(Jacob Bruns, Headline USA) Sen. Ted Cruz, R-Tex., and Sen. Joe Machin, D-W.V., successfully proposed and passed a legislative amendment prohibiting President Joe Biden from selling off America’s Strategic Petroleum Reserve to nations such as China, North Korea, Iran and Russia, according to a recent press release from Cruz’s team.
The move was made as an amendment to the National Defense Authorization Act. It received substantial bipartisan support, passing 85-12.
According to Cruz, the legislation made sense given recent information coming from China.
“We know China has been amassing the largest stockpile of crude in the world. Nevertheless, last year, the United States sold off part of our reserves to China,” he noted.

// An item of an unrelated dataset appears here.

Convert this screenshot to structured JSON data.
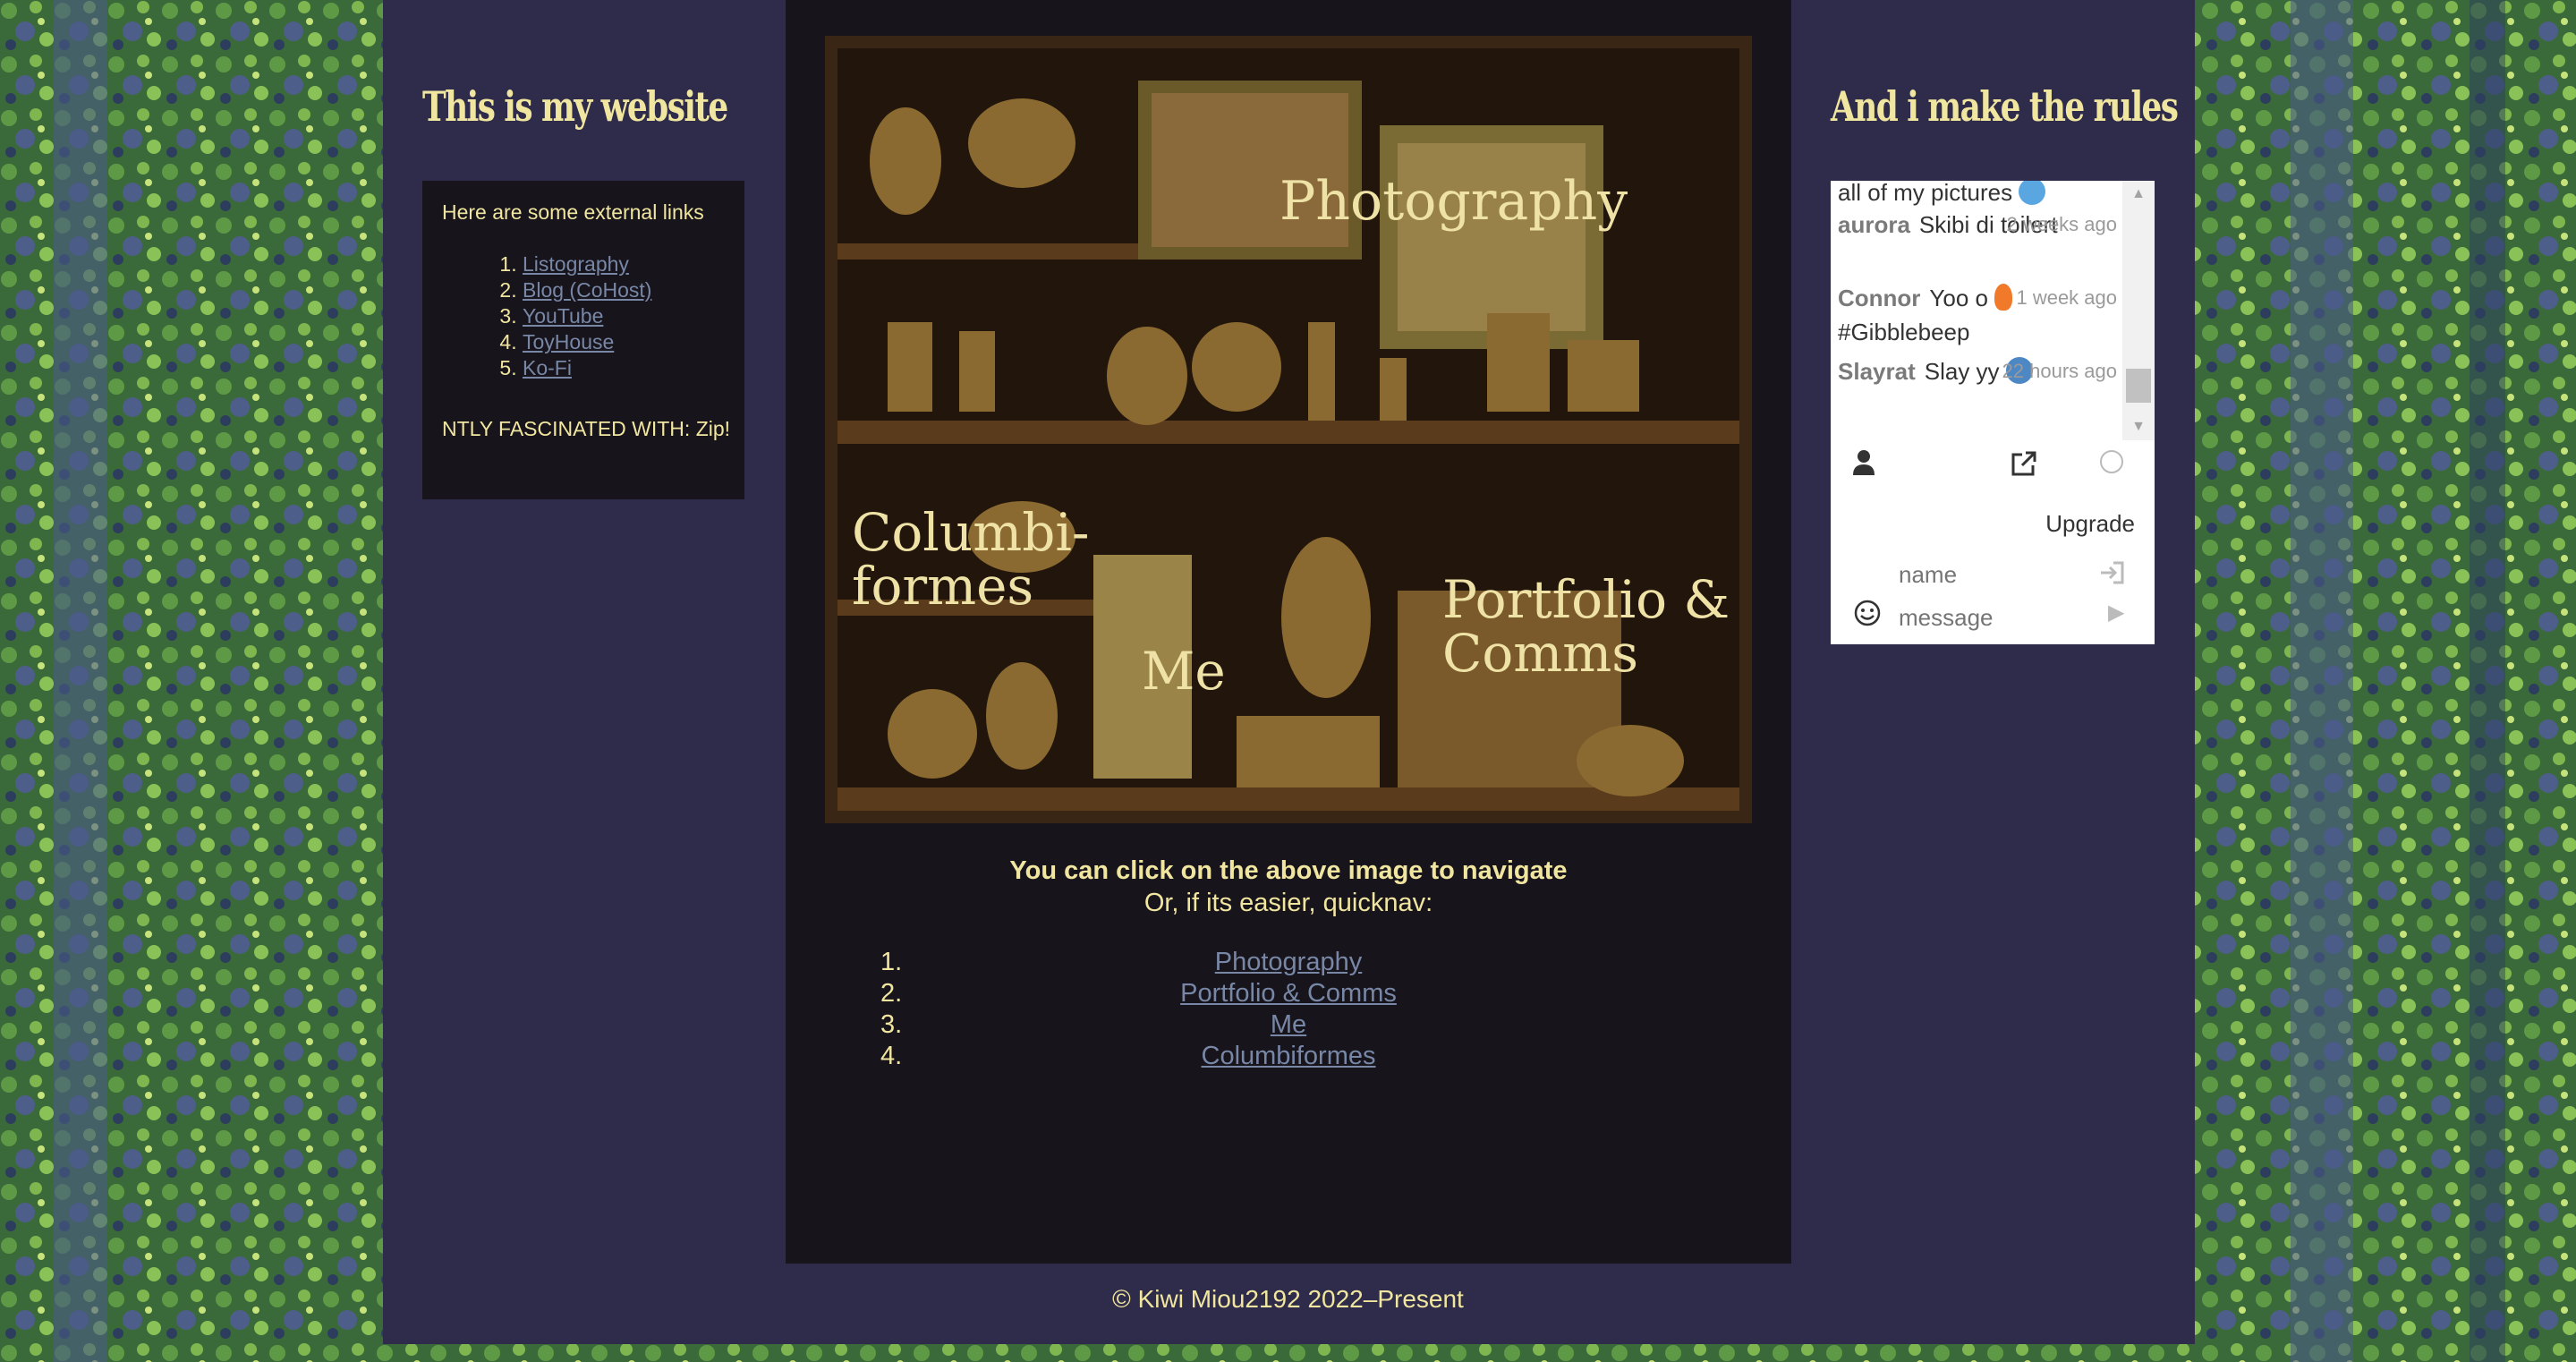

“I have been working with Senator Manchin to prohibit such inexplicably reckless moves in a bipartisan way. . . We should not be selling our emergency oil reserves to our adversaries.”
He specifically listed “China, Russia, Iran, or North Korea” as “our adversaries,” and noted that President Joe Biden has “unnecessarily and dangerously” undermined “our national security.”
Manchin chimed in as well, supporting the amendment on the grounds that, while America supplies oil to the world, China is looking after its own national interest.
“Following Putin’s invasion of Ukraine, the U.S. ramped up production and exports to help meet global demand. It had been devastating to the world,” he said.
“China, on the other hand, stockpiled oil and held back refinery production. And while China was stockpiling, one of its state-owned companies purchased over 1.4 million barrels from the United States of America, the people of our great country, from our own stock of reserves. That’s what we’re trying to stop.”
Biden and his administration have spent years depleting America’s SPR, and it does not look to be coming back anytime soon, especially as climate change zeal grips the left.
According to U.S. Secretary of Energy Jennifer Granholm, she does not expect the reserve to be refilled by 2024.
“The first term’s over in a year and a half,” Granholm said when asked about the SPR. “So, I’m not sure it’ll be fully replenished. But certainly, the plan is this term and the next term to be able to do that.”